A lot of hype has been made about compact fluorescent light bulbs (CFLs), particularly when it comes to trying to convince homeowners they really make a difference. But even ENERGY STAR promotes CFLs because of their significant reduction in energy use when compared to standard light bulbs [source: ENERGY STAR].
Installing CLFs in your kitchen can be an instant energy-saver. The kitchen will retain as much light as it had under traditional light bulbs, but the energy consumption could decrease by as much as 75 percent. This translates into a lower electricity bill which, over time, adds up to significant savings. That means a CFL bulb, which has a lifespan of about 10 years, can pay for itself. According to ENERGY STAR, one CLF bulb, which costs about $10, will burn for 6,000 hours, where it would take six traditional bulbs, which cost about $40 total, to burn for the same amount of time.

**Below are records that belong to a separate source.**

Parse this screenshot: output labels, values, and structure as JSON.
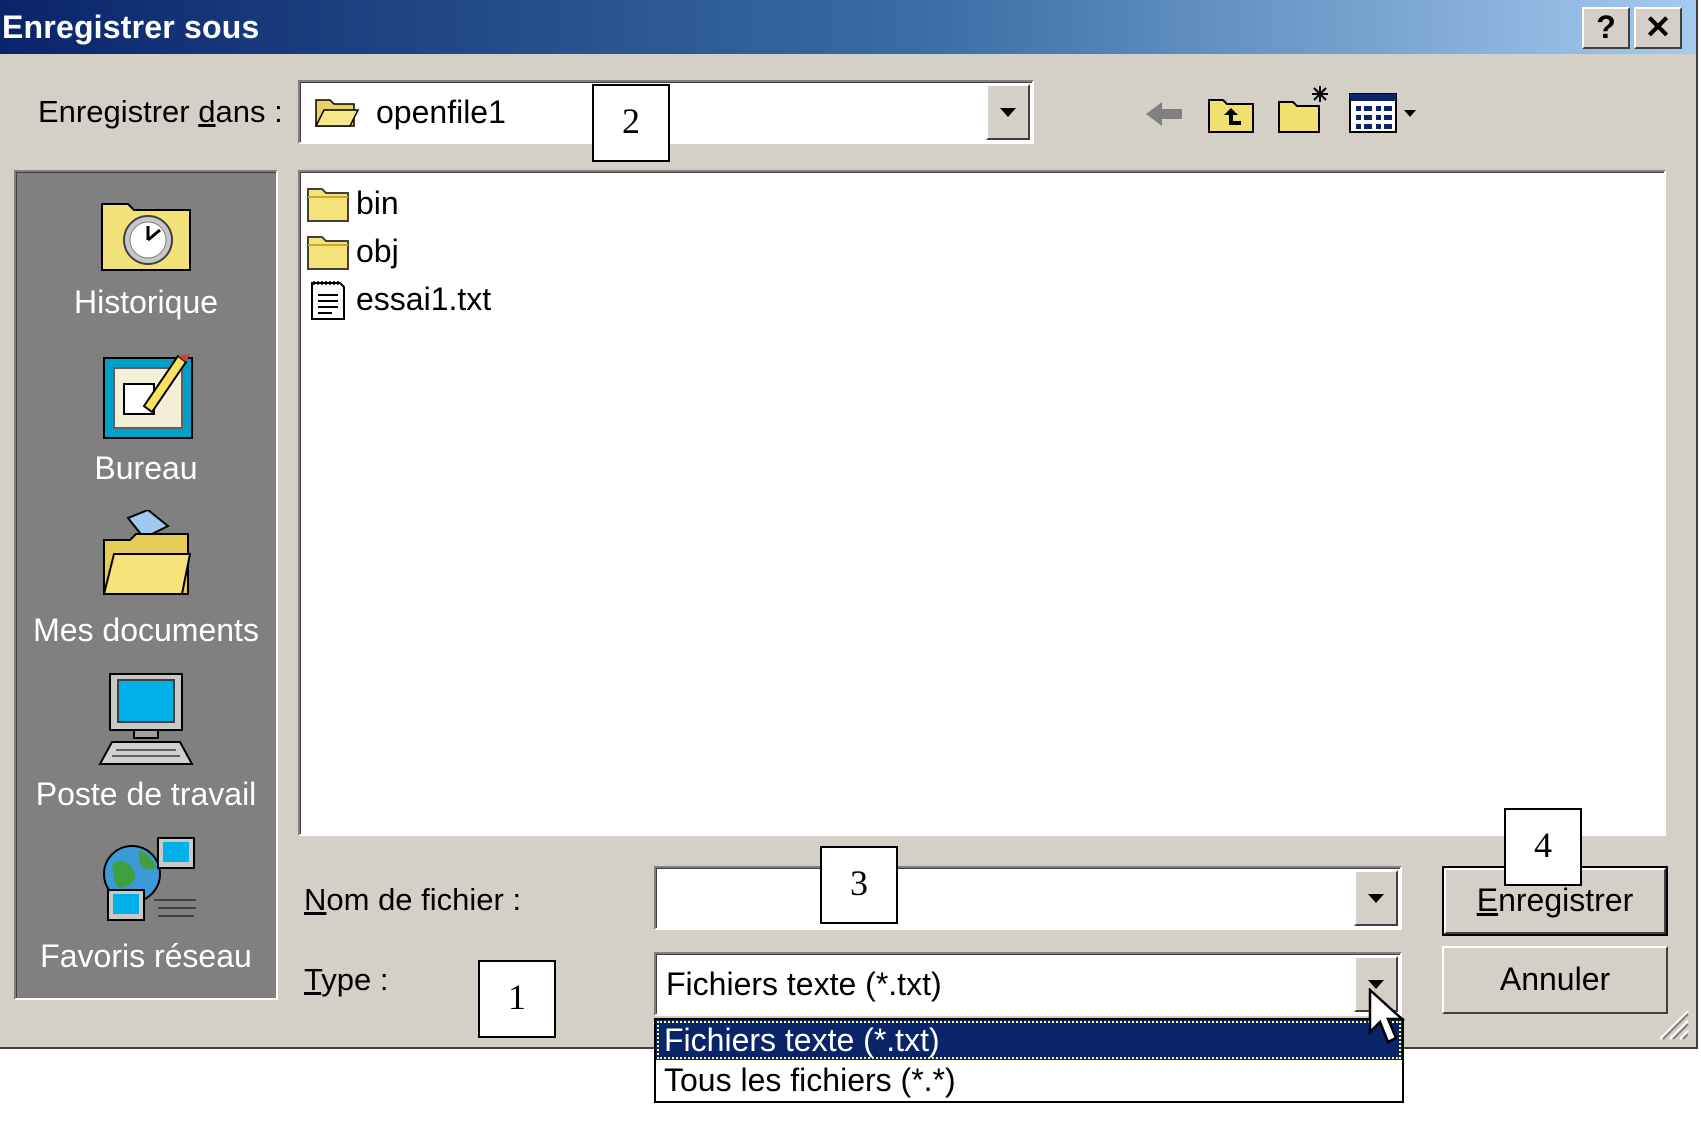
{
  "window": {
    "title": "Enregistrer sous",
    "help_glyph": "?",
    "close_glyph": "✕",
    "titlebar_gradient": [
      "#0a246a",
      "#a6caf0"
    ],
    "face_color": "#d4d0c8"
  },
  "location": {
    "label_before": "Enregistrer ",
    "label_key": "d",
    "label_after": "ans :",
    "current_folder": "openfile1",
    "folder_icon": "open-folder-icon"
  },
  "toolbar": {
    "icons": [
      "back-arrow-icon",
      "up-one-level-icon",
      "new-folder-icon",
      "view-menu-icon"
    ]
  },
  "places": [
    {
      "label": "Historique",
      "icon": "history-icon"
    },
    {
      "label": "Bureau",
      "icon": "desktop-icon"
    },
    {
      "label": "Mes documents",
      "icon": "my-documents-icon"
    },
    {
      "label": "Poste de travail",
      "icon": "my-computer-icon"
    },
    {
      "label": "Favoris réseau",
      "icon": "network-places-icon"
    }
  ],
  "files": [
    {
      "name": "bin",
      "type": "folder"
    },
    {
      "name": "obj",
      "type": "folder"
    },
    {
      "name": "essai1.txt",
      "type": "text-file"
    }
  ],
  "filename": {
    "label_key": "N",
    "label_rest": "om de fichier :",
    "value": ""
  },
  "filetype": {
    "label_key": "T",
    "label_rest": "ype :",
    "value": "Fichiers texte (*.txt)",
    "options": [
      "Fichiers texte (*.txt)",
      "Tous les fichiers (*.*)"
    ],
    "selected_index": 0,
    "highlight_color": "#0a246a"
  },
  "buttons": {
    "save_key": "E",
    "save_rest": "nregistrer",
    "cancel": "Annuler"
  },
  "callouts": [
    "1",
    "2",
    "3",
    "4"
  ]
}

The CFL bulbs also produce 75 percent less heat, making them safer to the touch and, in summer, can lead to less air-conditioning needed to counteract heat from lighting [source: ENERGY STAR ]. Check out the ENERGY STAR Web site's interactive guide to learn about the different kinds of CFLs and how much you could save over the lifetime of the bulb.
CFLs aren't perfect, though. Many homeowners don't like the color of light they produce. And because CFLs contain mercury, they need to be disposed of properly -- usually that means taking them to a special facility that can discard them safely. The EPA offers an online guide via ENERGY STAR to help locate recycling facilities in your area [source: ENERGY STAR].